English    Türkçe    فارسی   

2
1932-1941

  • اژدهایی خرس را در می‏کشید ** شیر مردی رفت و فریادش رسید
  • Bir ejderha bir ayıyı yakalamıştı. Yiğidin biri, giderken ayının bağırmasını duydu.
  • شیر مردانند در عالم مدد ** آن زمان کافغان مظلومان رسد
  • Âlemde düşkünlere yardımcı erler vardır.
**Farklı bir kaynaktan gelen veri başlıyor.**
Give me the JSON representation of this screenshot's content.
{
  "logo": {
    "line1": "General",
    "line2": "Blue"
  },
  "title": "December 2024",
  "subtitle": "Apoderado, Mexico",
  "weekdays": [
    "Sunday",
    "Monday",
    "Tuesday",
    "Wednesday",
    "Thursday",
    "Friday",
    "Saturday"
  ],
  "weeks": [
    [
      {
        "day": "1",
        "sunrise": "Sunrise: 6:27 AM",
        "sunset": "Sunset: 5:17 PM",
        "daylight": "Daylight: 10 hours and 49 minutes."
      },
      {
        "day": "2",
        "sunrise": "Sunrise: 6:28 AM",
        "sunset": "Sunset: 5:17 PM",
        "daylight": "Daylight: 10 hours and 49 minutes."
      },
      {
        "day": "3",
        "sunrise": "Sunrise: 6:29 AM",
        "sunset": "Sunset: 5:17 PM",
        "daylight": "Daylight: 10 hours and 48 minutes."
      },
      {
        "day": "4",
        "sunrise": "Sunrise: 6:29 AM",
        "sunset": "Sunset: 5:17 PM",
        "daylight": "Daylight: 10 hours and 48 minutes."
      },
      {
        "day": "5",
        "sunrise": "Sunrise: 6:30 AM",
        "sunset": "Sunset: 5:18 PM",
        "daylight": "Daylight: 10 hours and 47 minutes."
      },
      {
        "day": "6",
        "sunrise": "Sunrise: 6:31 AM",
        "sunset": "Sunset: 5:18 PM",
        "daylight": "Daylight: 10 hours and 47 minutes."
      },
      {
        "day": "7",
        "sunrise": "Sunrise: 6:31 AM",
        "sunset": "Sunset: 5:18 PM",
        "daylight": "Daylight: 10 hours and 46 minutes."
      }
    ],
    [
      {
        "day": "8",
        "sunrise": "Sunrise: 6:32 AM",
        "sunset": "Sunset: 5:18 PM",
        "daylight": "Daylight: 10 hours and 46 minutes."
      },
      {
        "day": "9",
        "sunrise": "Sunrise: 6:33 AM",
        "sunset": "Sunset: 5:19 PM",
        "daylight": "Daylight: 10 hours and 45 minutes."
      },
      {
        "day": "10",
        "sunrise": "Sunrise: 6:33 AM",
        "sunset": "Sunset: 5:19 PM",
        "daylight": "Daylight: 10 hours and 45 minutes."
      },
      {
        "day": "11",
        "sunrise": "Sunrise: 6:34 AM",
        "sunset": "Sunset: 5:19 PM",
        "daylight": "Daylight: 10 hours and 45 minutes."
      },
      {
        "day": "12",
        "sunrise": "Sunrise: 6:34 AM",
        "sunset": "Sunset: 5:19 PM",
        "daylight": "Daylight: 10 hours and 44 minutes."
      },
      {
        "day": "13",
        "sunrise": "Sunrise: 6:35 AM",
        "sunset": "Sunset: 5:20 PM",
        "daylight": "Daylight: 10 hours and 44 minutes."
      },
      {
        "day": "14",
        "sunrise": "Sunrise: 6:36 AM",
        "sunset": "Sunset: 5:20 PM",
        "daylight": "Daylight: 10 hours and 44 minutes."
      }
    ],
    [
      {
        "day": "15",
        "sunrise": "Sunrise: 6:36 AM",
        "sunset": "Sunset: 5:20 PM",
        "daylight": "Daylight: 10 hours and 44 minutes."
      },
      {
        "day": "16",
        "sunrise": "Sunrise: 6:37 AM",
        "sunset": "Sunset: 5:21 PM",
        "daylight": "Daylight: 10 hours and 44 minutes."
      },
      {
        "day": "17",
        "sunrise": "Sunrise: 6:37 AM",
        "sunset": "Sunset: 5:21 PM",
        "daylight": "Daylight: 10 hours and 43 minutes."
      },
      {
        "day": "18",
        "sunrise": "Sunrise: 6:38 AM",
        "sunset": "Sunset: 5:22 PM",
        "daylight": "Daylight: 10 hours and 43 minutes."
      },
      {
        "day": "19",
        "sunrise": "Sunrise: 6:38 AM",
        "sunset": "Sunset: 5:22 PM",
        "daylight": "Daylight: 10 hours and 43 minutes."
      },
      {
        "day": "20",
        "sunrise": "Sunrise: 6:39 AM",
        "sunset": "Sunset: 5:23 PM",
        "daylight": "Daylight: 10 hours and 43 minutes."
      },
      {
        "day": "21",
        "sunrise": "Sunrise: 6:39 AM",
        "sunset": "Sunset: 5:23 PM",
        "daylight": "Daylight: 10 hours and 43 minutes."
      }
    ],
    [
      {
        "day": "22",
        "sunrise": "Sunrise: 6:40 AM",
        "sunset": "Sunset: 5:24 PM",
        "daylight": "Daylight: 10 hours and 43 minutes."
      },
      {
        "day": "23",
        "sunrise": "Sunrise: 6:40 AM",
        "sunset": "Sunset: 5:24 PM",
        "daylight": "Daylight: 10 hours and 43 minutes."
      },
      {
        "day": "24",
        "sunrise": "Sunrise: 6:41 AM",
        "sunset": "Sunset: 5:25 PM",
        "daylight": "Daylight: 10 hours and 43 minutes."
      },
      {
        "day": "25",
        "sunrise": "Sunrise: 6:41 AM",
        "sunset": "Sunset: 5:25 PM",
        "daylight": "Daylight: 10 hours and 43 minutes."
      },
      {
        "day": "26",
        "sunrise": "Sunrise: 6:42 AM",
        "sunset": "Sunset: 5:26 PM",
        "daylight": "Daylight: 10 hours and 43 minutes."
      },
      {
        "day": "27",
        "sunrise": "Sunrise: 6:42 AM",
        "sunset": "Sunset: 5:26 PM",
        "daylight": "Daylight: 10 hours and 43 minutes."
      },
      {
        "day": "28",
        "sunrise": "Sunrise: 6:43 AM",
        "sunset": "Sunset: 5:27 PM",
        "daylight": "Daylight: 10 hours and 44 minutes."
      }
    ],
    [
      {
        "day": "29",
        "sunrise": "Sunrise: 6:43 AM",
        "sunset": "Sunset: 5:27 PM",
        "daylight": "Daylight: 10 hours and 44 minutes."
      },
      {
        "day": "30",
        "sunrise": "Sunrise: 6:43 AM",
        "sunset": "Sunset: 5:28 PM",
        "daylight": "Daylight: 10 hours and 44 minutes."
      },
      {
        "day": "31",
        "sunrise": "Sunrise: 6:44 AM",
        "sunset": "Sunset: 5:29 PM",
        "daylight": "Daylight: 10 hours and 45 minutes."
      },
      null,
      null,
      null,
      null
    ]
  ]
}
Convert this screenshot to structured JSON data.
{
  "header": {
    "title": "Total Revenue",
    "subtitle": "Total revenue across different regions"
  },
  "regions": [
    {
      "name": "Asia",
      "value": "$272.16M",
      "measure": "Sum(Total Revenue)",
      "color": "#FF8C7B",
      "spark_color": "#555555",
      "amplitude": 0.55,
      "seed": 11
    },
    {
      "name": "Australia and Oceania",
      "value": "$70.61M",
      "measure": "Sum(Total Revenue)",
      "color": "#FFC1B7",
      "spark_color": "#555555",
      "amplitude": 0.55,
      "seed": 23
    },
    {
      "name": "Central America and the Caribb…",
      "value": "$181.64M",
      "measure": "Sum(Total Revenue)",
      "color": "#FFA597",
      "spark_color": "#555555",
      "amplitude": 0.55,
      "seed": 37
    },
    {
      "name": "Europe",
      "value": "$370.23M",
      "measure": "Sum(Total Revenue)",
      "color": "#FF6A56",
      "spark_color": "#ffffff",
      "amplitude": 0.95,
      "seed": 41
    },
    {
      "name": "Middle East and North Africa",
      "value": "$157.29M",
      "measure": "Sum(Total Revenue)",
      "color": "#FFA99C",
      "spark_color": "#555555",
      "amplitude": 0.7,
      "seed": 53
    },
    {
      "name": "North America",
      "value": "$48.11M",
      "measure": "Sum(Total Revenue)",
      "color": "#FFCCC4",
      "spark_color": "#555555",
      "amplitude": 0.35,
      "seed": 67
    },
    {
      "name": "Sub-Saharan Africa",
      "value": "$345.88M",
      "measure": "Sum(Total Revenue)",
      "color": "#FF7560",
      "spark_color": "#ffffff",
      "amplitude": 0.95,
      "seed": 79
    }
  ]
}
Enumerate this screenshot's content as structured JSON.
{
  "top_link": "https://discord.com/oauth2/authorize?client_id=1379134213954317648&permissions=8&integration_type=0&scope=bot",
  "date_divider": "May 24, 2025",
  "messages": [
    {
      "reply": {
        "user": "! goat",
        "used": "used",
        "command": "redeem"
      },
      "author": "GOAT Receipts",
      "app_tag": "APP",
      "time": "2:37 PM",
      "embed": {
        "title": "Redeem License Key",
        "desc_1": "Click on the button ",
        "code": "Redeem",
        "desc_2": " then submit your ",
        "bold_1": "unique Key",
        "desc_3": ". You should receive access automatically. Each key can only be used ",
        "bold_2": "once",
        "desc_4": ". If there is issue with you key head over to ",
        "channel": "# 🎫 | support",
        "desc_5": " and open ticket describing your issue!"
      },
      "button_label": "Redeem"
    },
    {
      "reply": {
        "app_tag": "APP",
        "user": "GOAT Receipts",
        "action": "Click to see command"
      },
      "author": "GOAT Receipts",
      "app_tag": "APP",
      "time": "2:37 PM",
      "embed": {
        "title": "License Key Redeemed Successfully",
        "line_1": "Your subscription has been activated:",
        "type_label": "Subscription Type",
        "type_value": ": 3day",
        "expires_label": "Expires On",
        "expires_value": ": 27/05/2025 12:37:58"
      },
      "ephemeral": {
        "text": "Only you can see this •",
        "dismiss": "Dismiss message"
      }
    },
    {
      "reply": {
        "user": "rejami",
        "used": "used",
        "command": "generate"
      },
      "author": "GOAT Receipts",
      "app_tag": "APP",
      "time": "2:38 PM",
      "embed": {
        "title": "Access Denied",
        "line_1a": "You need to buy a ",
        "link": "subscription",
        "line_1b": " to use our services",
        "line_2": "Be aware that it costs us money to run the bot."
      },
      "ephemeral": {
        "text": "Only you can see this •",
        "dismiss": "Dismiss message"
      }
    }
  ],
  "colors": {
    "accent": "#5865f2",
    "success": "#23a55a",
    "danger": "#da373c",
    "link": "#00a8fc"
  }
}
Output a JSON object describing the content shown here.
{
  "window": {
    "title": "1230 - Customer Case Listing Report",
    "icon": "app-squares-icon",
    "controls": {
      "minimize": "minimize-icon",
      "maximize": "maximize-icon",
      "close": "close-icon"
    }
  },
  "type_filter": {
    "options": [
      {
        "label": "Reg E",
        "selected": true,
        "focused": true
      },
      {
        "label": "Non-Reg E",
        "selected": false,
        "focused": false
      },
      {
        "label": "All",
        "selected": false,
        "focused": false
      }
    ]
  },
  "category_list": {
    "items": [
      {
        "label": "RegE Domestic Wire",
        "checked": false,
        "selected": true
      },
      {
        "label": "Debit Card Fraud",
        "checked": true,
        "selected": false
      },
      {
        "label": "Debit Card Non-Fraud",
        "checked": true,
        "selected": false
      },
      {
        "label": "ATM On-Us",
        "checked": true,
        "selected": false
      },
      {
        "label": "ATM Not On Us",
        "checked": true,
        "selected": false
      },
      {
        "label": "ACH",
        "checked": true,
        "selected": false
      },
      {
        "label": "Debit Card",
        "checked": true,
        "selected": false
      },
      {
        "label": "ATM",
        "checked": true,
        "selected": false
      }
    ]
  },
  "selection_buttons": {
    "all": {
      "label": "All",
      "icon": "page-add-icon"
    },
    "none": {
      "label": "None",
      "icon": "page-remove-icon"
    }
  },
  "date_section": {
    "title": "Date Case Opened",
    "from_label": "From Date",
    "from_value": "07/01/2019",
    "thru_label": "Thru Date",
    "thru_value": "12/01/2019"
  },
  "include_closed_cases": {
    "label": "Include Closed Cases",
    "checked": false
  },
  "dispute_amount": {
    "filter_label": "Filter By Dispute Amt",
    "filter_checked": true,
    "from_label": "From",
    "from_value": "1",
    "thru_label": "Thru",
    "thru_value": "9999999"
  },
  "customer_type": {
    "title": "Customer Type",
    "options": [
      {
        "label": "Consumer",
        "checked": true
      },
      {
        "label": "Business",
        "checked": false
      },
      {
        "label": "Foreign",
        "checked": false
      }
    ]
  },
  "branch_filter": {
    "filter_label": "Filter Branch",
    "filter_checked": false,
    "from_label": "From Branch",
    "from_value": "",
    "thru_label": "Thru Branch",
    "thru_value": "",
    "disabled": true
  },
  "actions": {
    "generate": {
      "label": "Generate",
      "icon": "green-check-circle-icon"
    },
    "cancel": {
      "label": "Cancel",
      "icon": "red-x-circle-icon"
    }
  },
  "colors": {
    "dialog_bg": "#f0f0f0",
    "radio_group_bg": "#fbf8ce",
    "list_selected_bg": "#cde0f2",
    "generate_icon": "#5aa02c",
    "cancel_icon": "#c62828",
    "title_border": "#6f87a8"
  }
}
Onlar, mazlumlar feryat ettiler mi derhal yetişirler.
  • بانگ مظلومان ز هر جا بشنوند ** آن طرف چون رحمت حق می‏دوند
  • Mazlumların seslerini her yerden işitirler, Hak rahmeti gibi o tarafa koşarlar.
  • آن ستونهای خللهای جهان ** آن طبیبان مرضهای نهان‏ 1935
  • Âlemin sarsıntılarına, yıkıntılarına direk, destek olan, gizli dertlerin tabibi bulunan o erler;
  • محض مهر و داوری و رحمتند ** همچو حق بی‏علت و بی‏رشوتند
  • Muhabbetin, adaletin, rahmetin ta kendisidirler. Onlar, Hak gibi illetsiz, rüşvetsiz kişilerdir.
  • این چه یاری می‏کنی یک بارگیش ** گوید از بهر غم و بی‏چارگیش‏
  • Onlardan birine “Can ve gönülden ettiğin bu yardım için, neden yardım ediyorsun?” denilse ancak “ yardım isteyenin gamından, çaresizliğinden” der.
  • مهربانی شد شکار شیر مرد ** در جهان دارو نجوید غیر درد
  • Erin avı merhamettir. İlaç, âlemde dertten başka bir şey aramaz.
  • هر کجا دردی دوا آن جا رود ** هر کجا پستی است آب آن جا دود
  • Nerede bir dert varsa, deva oraya gider. Su, neresi alçaksa, oraya akar.
  • آب رحمت بایدت رو پست شو ** و آن گهان خور خمر رحمت مست شو 1940
  • Sana da rahmet suyu gerekse yürü, alçal da sonra rahmet suyunu iç, sarhoş ol.
  • رحمت اندر رحمت آمد تا به سر ** بر یکی رحمت فرومای ای پسر
  • Ta başa kadar rahmet içinde rahmet var. Oğul, bir tek rahmete dalma, bir tek rahmete kani olma.